A minimalist architecture (VAE + Transformer) can cover complex workflows that previously required multiple specialized models.

Highlights & Insights¶

A true "one model for all" philosophy, mirroring the LLM revolution in the NLP domain.
Minimalist yet fully functional architecture—demonstrating that a sufficiently large Transformer paired with enough data can lead to the emergence of general-purpose capabilities.
The unified format design of the X2I dataset is a key contribution, allowing diverse tasks to be trained within a single framework.
The edit-region weighted loss resolves a practical yet subtle training issue (the copying shortcut).

Limitations & Future Work¶

Large parameter size, resulting in higher inference costs compared to specialized models.
It may underperform compared to meticulously designed specialized models on specific tasks (such as ControlNet for edge-detection conditional control).
Immense demands for training data scale and computing resources (104 A800 GPUs).
More efficient architecture designs and knowledge distillation schemes remain to be explored.
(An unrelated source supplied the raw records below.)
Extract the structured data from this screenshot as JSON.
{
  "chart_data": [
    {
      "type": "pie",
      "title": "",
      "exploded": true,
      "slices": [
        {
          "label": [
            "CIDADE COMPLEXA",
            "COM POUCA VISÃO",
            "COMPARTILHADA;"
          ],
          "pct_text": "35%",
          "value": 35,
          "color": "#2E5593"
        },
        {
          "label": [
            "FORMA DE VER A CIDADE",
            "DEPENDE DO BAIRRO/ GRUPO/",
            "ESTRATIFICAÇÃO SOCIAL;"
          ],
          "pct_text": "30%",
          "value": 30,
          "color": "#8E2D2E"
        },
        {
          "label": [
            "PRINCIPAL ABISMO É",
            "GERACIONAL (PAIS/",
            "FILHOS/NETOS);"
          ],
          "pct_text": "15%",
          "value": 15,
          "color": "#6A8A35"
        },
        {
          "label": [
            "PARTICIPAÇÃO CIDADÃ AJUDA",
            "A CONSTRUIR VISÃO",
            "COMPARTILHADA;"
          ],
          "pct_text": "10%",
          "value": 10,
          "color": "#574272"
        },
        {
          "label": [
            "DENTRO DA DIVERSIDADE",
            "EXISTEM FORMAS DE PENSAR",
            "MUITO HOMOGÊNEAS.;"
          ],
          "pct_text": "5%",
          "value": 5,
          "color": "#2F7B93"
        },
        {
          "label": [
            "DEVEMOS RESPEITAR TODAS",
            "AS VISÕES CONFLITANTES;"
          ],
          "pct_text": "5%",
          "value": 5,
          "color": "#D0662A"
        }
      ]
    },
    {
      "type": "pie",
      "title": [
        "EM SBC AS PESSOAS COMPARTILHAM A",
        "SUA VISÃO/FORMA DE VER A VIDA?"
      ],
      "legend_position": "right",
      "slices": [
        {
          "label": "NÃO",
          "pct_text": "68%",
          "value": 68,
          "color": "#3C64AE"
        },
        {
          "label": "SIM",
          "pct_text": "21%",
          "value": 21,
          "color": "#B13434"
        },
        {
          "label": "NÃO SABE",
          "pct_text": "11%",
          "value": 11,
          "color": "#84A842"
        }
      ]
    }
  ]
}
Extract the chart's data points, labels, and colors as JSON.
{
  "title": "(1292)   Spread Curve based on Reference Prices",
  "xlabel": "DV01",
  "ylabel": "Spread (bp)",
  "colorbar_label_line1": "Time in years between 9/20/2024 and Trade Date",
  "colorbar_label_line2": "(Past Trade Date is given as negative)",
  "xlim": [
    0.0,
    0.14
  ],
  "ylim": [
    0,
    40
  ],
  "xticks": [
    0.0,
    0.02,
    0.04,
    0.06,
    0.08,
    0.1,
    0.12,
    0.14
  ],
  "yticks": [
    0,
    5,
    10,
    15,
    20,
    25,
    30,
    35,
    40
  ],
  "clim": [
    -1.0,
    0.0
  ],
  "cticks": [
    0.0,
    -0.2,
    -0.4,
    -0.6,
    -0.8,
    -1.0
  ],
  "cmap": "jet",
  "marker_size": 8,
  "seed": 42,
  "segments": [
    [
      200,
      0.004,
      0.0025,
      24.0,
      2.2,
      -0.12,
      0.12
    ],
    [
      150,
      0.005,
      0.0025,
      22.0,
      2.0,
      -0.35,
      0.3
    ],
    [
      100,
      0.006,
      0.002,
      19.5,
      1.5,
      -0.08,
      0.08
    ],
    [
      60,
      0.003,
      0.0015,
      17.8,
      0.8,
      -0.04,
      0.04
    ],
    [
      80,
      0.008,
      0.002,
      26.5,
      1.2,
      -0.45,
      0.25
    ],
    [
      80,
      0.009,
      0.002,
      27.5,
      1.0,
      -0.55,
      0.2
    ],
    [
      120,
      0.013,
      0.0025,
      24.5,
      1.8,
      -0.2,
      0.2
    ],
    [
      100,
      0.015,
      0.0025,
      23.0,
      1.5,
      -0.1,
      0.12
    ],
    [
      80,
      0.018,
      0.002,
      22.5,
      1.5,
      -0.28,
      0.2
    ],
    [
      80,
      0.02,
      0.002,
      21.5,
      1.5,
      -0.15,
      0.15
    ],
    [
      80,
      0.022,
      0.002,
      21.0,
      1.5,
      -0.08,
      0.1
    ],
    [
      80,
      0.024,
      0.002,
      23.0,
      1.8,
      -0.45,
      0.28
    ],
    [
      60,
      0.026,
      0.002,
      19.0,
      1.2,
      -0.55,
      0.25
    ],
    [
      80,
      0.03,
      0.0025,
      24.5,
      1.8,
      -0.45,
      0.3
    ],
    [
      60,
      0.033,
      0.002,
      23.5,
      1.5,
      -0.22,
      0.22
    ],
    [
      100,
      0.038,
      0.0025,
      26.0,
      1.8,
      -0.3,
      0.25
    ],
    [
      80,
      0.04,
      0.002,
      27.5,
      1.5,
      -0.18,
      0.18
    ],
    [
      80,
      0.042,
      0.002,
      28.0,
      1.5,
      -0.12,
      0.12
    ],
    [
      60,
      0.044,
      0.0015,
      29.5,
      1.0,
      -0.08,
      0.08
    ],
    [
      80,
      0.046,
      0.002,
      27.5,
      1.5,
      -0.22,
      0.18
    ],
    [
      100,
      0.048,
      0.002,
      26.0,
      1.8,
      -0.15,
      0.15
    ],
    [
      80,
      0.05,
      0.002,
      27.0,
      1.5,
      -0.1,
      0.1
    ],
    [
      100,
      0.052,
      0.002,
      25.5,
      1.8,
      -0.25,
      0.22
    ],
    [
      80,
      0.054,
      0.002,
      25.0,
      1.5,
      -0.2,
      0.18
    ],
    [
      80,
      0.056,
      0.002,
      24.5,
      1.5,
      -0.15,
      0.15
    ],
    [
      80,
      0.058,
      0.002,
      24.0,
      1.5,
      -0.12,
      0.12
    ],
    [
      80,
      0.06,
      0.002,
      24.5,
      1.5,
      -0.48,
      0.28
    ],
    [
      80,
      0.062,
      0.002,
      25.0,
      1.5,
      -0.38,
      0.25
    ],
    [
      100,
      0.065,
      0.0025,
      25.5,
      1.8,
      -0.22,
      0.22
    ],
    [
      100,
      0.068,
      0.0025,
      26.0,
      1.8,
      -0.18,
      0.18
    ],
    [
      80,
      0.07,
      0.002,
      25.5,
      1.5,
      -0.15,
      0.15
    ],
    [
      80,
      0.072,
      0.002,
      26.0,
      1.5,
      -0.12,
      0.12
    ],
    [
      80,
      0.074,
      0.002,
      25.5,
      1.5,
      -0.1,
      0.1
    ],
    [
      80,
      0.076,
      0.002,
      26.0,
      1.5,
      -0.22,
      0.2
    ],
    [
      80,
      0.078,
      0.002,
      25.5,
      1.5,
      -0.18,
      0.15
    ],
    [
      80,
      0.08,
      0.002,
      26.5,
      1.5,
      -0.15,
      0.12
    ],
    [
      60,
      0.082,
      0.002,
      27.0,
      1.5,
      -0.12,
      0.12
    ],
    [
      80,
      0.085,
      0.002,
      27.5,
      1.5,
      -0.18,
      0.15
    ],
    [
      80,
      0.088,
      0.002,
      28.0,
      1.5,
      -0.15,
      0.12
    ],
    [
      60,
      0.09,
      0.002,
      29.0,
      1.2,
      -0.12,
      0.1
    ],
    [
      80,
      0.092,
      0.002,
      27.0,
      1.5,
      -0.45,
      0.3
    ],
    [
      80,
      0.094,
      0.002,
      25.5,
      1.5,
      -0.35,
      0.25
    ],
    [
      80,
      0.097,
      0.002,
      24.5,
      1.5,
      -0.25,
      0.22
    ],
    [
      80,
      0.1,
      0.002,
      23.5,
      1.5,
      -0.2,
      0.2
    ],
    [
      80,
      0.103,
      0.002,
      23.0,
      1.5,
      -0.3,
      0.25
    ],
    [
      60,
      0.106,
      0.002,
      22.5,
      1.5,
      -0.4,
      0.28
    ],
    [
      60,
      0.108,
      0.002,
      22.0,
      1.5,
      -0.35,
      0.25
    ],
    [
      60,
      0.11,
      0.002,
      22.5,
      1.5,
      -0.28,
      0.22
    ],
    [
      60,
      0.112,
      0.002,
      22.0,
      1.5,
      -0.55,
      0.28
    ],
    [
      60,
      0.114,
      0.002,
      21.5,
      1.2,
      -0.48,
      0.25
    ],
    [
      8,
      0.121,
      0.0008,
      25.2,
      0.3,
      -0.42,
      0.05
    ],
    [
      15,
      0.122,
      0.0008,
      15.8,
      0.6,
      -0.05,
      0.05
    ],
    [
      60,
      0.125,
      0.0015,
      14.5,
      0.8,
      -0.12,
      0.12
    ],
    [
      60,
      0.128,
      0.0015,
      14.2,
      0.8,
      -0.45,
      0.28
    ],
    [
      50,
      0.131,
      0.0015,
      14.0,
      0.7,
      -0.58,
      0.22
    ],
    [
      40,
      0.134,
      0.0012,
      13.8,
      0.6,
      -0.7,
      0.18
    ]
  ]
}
vs ControlNet/IP-Adapter: Require extra plugins and multi-step workflows, whereas OmniGen achieves this end-to-end.
vs SD3/DALL-E: Focus on text-to-image, whereas OmniGen simultaneously supports diverse tasks with multimodal inputs.
vs InstructPix2Pix: Only performs editing, whereas OmniGen treats editing as one of the sub-tasks in a unified framework.

Rating¶

Novelty: ⭐⭐⭐⭐⭐ — The first truly general-purpose image generation foundation model.
Experimental Thoroughness: ⭐⭐⭐⭐ — Evaluation across multiple tasks and benchmarks, though comparisons on some individual tasks are not thoroughly detailed.
Writing Quality: ⭐⭐⭐⭐ — Clear vision with a concise architectural description.
Value: ⭐⭐⭐⭐⭐ — Significantly simplifies image generation workflows, with a substantial open-source contribution.